Créditos da imagem: Montagem/RD
Paolo Guerrero acaba de se despedir definitivamente do Flamengo. Seu contrato chegou ao fim, amigavelmente segundo as partes, nesta quinta-feira, dia 10 de agosto, e o centroavante, maior artilheiro da história do Peru, não veste mais a camisa rubro-negra
Guerrero foi contratado como estrela do projeto de renovação do Flamengo através de uma megaoperação financeira que retirou dos cofres flamenguistas a bagatela de 40 milhões de reais.
Em três anos, fez 115 jogos e 43 gols, ganhou apenas um Campeonato Carioca, ficou suspenso por mais de 06 meses por doping e desfalcou o clube em inúmeras ocasiões para defender o Peru na Copa América de 2016 e nas Eliminatórias da Copa de 2018.
Em números reais, cada jogo de Guerrero pelo Flamengo custou em torno de R$ 347 mil, enquanto cada gol custou pouco mais de R$ 930 mil e cada título, aliás, o único título, um simples estadual, saiu pelo valor fechado dos R$ 40 milhões.

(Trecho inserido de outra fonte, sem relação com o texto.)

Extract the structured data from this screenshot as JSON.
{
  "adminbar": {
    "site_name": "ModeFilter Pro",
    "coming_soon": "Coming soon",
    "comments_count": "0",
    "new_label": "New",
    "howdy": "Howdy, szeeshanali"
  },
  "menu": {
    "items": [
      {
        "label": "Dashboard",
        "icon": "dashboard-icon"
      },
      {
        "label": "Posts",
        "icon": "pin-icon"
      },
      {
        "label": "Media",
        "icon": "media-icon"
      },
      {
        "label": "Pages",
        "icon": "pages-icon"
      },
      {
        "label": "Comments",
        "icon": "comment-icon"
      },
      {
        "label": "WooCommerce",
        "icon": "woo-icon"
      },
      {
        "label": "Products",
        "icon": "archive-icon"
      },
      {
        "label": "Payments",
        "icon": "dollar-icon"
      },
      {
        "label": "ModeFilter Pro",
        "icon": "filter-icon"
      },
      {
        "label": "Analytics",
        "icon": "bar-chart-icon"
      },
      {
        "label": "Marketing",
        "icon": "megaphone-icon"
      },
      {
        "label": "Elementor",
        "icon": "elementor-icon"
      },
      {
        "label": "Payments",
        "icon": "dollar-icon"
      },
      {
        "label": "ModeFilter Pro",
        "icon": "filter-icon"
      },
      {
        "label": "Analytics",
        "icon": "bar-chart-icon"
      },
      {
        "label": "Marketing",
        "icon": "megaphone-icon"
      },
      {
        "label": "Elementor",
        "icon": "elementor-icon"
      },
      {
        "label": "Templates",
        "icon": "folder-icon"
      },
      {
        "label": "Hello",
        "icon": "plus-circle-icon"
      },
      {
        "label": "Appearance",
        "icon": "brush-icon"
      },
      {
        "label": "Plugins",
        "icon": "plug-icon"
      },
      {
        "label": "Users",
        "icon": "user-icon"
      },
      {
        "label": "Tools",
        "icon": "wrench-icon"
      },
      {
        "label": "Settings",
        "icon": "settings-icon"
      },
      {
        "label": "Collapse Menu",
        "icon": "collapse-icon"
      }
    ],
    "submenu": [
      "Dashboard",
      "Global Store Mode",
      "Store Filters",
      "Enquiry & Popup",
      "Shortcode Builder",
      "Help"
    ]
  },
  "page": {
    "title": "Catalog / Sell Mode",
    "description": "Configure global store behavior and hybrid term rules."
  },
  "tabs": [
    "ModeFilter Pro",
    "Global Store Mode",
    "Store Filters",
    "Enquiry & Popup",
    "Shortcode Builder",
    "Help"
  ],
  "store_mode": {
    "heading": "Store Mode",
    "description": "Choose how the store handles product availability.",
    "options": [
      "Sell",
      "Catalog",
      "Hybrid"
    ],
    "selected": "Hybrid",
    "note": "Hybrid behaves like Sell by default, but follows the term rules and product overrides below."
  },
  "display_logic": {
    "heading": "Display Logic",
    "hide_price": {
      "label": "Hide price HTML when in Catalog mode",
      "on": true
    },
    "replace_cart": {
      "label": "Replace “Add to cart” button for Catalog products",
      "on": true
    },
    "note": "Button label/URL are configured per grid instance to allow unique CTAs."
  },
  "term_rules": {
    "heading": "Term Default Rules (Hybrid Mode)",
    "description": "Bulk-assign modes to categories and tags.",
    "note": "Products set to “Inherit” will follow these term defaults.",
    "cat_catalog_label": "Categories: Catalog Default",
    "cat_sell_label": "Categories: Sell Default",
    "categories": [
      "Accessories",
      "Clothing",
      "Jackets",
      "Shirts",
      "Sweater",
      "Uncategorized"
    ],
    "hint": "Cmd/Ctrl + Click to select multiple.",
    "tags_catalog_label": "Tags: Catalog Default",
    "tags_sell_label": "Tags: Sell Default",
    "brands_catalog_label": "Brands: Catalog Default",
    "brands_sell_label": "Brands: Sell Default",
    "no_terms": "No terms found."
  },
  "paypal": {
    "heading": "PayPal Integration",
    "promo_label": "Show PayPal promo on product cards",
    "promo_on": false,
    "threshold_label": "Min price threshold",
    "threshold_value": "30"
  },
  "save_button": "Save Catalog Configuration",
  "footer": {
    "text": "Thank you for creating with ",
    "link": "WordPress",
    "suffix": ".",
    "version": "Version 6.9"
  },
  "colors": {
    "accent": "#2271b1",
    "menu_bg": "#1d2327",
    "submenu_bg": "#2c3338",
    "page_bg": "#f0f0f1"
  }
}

Em 2016, esteve de fora de vários jogos da equipe que brigava pelo título nacional. No confronto direto contra o Palmeiras no Allianz Parque, em que o vencedor terminaria a rodada com a liderança, Guerrero não esteve em campo. Não o suficiente, no ano passado, quando o time novamente muito precisou de sua presença, desfalcou-o nos dois jogos da decisão da Sul-Americana, ficou de fora do primeiro jogo da final da Copa do Brasil e no segundo só foi notado porque levou um cartão amarelo para casa.
Assistiu, literalmente porque mais viu do que fez, ao Flamengo passar os três anos sem um grande título nacional ou internacional, mas com vices a se colecionarem.
Guerrero foi um verdadeiro Caô, ao contrário do que imaginava a torcida, que se empolgou com a chegada daquele que até então era o principal centroavante do futebol nacional em 2015.
Aos 34 anos, mostrou que já não valia um investimento do tamanho feito pelo Flamengo, principalmente por ser a principal estrela peruana e presença certa em todas as convocações da equipe, que culminaria fatalmente com sua ausência de várias partidas de seu time.
Roberto de Andrade, presidente corintiano tão criticado na época da não-renovação, surge três anos mais tarde como certeiro e responsável por não ter aceito a pedida daquele que fez um dos gols mais importantes da história do Corinthians.
Agora é a vez do Inter. Três anos mais velho, com uma suspensão de meses a ser julgada e com média de um jogo por mês nessa temporada, tudo indica que Guerrero deve chegar com salários na casa dos R$ 800 mil para ser a esperança de um time que acaba de subir da série B, talvez iludido pela falsa necessidade de se igualar imediatamente com o rival, atual campeão da Libertadores da América.
Enfim, acabou o Caô no Flamengo.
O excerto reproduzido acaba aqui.